Researchers cited a need for further studies to determine the absolute risk for VTE associated with individual risk factors, the most appropriate mechanism to quantify overall VTE risk, and the risk threshold at which thromboprophylaxis should be initiated.
“Effective prevention of VTE is limited by a paucity of high-quality evidence,” Fergal O’Shaughnessy, pharmacist and PhD candidate at Rotunda Hospital in Dublin, and colleagues wrote. “Standardized interventions to reduce the risk for VTE at a population [level] have not been agreed [upon], and the proportion of women recommended postpartum thromboprophylaxis varies considerably among international guidelines.”

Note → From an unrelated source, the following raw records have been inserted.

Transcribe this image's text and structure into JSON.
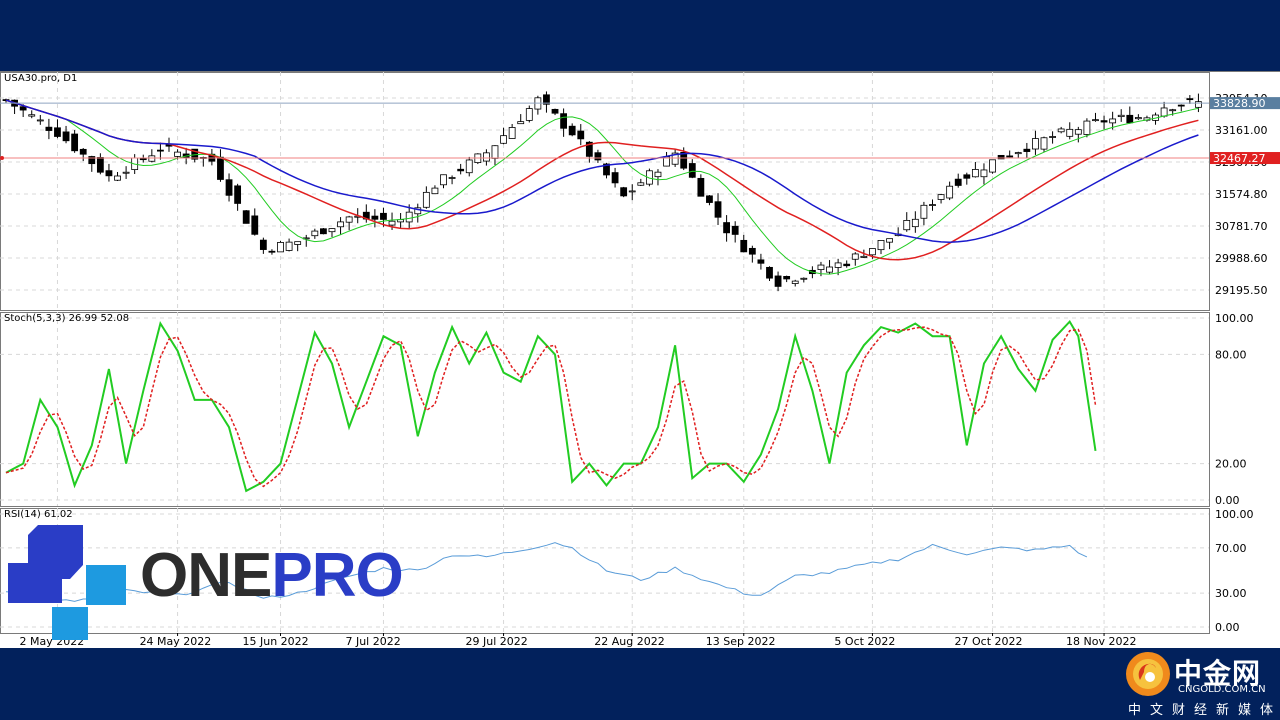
{
  "chart_data": [
    {
      "type": "candlestick",
      "label": "USA30.pro, D1",
      "ylim": [
        28700,
        34600
      ],
      "y_ticks": [
        "33954.10",
        "33161.00",
        "32367.90",
        "31574.80",
        "30781.70",
        "29988.60",
        "29195.50"
      ],
      "x_labels": [
        "2 May 2022",
        "24 May 2022",
        "15 Jun 2022",
        "7 Jul 2022",
        "29 Jul 2022",
        "22 Aug 2022",
        "13 Sep 2022",
        "5 Oct 2022",
        "27 Oct 2022",
        "18 Nov 2022"
      ],
      "current_price": "33828.90",
      "level_price": "32467.27",
      "close_anchors": [
        [
          0,
          33900
        ],
        [
          6,
          33100
        ],
        [
          12,
          32000
        ],
        [
          18,
          32700
        ],
        [
          24,
          32400
        ],
        [
          30,
          30200
        ],
        [
          34,
          30400
        ],
        [
          40,
          31000
        ],
        [
          46,
          30900
        ],
        [
          50,
          31800
        ],
        [
          56,
          32600
        ],
        [
          62,
          33900
        ],
        [
          66,
          33100
        ],
        [
          72,
          31500
        ],
        [
          78,
          32600
        ],
        [
          84,
          30700
        ],
        [
          90,
          29400
        ],
        [
          98,
          29900
        ],
        [
          104,
          30600
        ],
        [
          110,
          31800
        ],
        [
          116,
          32500
        ],
        [
          122,
          33000
        ],
        [
          128,
          33400
        ],
        [
          133,
          33500
        ],
        [
          135,
          33750
        ],
        [
          138,
          33830
        ]
      ],
      "ma_colors": [
        "#22cc22",
        "#e02020",
        "#1a1acc"
      ],
      "ma_periods": [
        8,
        20,
        30
      ]
    },
    {
      "type": "line",
      "label": "Stoch(5,3,3) 26.99 52.08",
      "ylim": [
        0,
        100
      ],
      "y_ticks": [
        "100.00",
        "80.00",
        "20.00",
        "0.00"
      ],
      "main_anchors": [
        [
          0,
          15
        ],
        [
          2,
          20
        ],
        [
          4,
          55
        ],
        [
          6,
          40
        ],
        [
          8,
          8
        ],
        [
          10,
          30
        ],
        [
          12,
          72
        ],
        [
          14,
          20
        ],
        [
          16,
          60
        ],
        [
          18,
          97
        ],
        [
          20,
          82
        ],
        [
          22,
          55
        ],
        [
          24,
          55
        ],
        [
          26,
          40
        ],
        [
          28,
          5
        ],
        [
          30,
          10
        ],
        [
          32,
          20
        ],
        [
          36,
          92
        ],
        [
          38,
          75
        ],
        [
          40,
          40
        ],
        [
          44,
          90
        ],
        [
          46,
          85
        ],
        [
          48,
          35
        ],
        [
          50,
          70
        ],
        [
          52,
          95
        ],
        [
          54,
          75
        ],
        [
          56,
          92
        ],
        [
          58,
          70
        ],
        [
          60,
          65
        ],
        [
          62,
          90
        ],
        [
          64,
          80
        ],
        [
          66,
          10
        ],
        [
          68,
          20
        ],
        [
          70,
          8
        ],
        [
          72,
          20
        ],
        [
          74,
          20
        ],
        [
          76,
          40
        ],
        [
          78,
          85
        ],
        [
          80,
          12
        ],
        [
          82,
          20
        ],
        [
          84,
          20
        ],
        [
          86,
          10
        ],
        [
          88,
          25
        ],
        [
          90,
          50
        ],
        [
          92,
          90
        ],
        [
          94,
          60
        ],
        [
          96,
          20
        ],
        [
          98,
          70
        ],
        [
          100,
          85
        ],
        [
          102,
          95
        ],
        [
          104,
          92
        ],
        [
          106,
          97
        ],
        [
          108,
          90
        ],
        [
          110,
          90
        ],
        [
          112,
          30
        ],
        [
          114,
          75
        ],
        [
          116,
          90
        ],
        [
          118,
          72
        ],
        [
          120,
          60
        ],
        [
          122,
          88
        ],
        [
          124,
          98
        ],
        [
          125,
          90
        ],
        [
          127,
          27
        ]
      ],
      "signal_value": 52.08,
      "main_color": "#22cc22",
      "signal_color": "#e02020"
    },
    {
      "type": "line",
      "label": "RSI(14) 61.02",
      "ylim": [
        0,
        100
      ],
      "y_ticks": [
        "100.00",
        "70.00",
        "30.00",
        "0.00"
      ],
      "anchors": [
        [
          0,
          32
        ],
        [
          8,
          22
        ],
        [
          14,
          32
        ],
        [
          20,
          28
        ],
        [
          26,
          40
        ],
        [
          30,
          25
        ],
        [
          34,
          30
        ],
        [
          40,
          45
        ],
        [
          44,
          52
        ],
        [
          48,
          50
        ],
        [
          52,
          64
        ],
        [
          56,
          62
        ],
        [
          60,
          68
        ],
        [
          64,
          75
        ],
        [
          66,
          70
        ],
        [
          70,
          50
        ],
        [
          74,
          42
        ],
        [
          78,
          52
        ],
        [
          82,
          40
        ],
        [
          86,
          30
        ],
        [
          88,
          28
        ],
        [
          92,
          45
        ],
        [
          96,
          48
        ],
        [
          100,
          55
        ],
        [
          104,
          60
        ],
        [
          108,
          72
        ],
        [
          112,
          65
        ],
        [
          116,
          70
        ],
        [
          120,
          68
        ],
        [
          124,
          72
        ],
        [
          126,
          61
        ]
      ],
      "color": "#5a9cd8"
    }
  ],
  "logo": {
    "one": "ONE",
    "pro": "PRO"
  },
  "cngold": {
    "title": "中金网",
    "domain": "CNGOLD.COM.CN",
    "slogan": "中文财经新媒体"
  }
}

O’Shaughnessy and colleagues conducted a cross-sectional study of prospectively collected data from 21,019 women who gave birth between 2015 and 2017 at Rotunda Hospital. The number of women sampled consecutively represented 90% of all women gave birth at the hospital over a 3-year period.
Results showed the most common risk factors for postpartum VTE included overweight and obesity (36%), age 35 years or older (35%), and cesarean delivery (32%).
Most of the women sampled (78%) had at least one VTE risk factor, and more than 40% had two or more risk factors.
One-fifth of women had no risk factors before delivery but developed at least one VTE risk factor during the postpartum period.
The proportion of women from Rotunda Hospital who would have received a recommendation for postpartum thromboprophylaxis ranged between 7% and 37% under various international clinical guidelines.
Potential underreporting of VTE risk factors because of the omission of less common factors not included in the risk assessment tool served as the study’s primary limitation.
“[Postpartum] VTE risk is often multidimensional, highly individualized and complex,” O’Shaughnessy and colleagues wrote. “Strategies to prevent obstetric VTE should reflect the changing demographic of women of childbearing potential and changes in the delivery of maternity services.” – by John DeRosier
Disclosures: The authors report no relevant financial disclosures.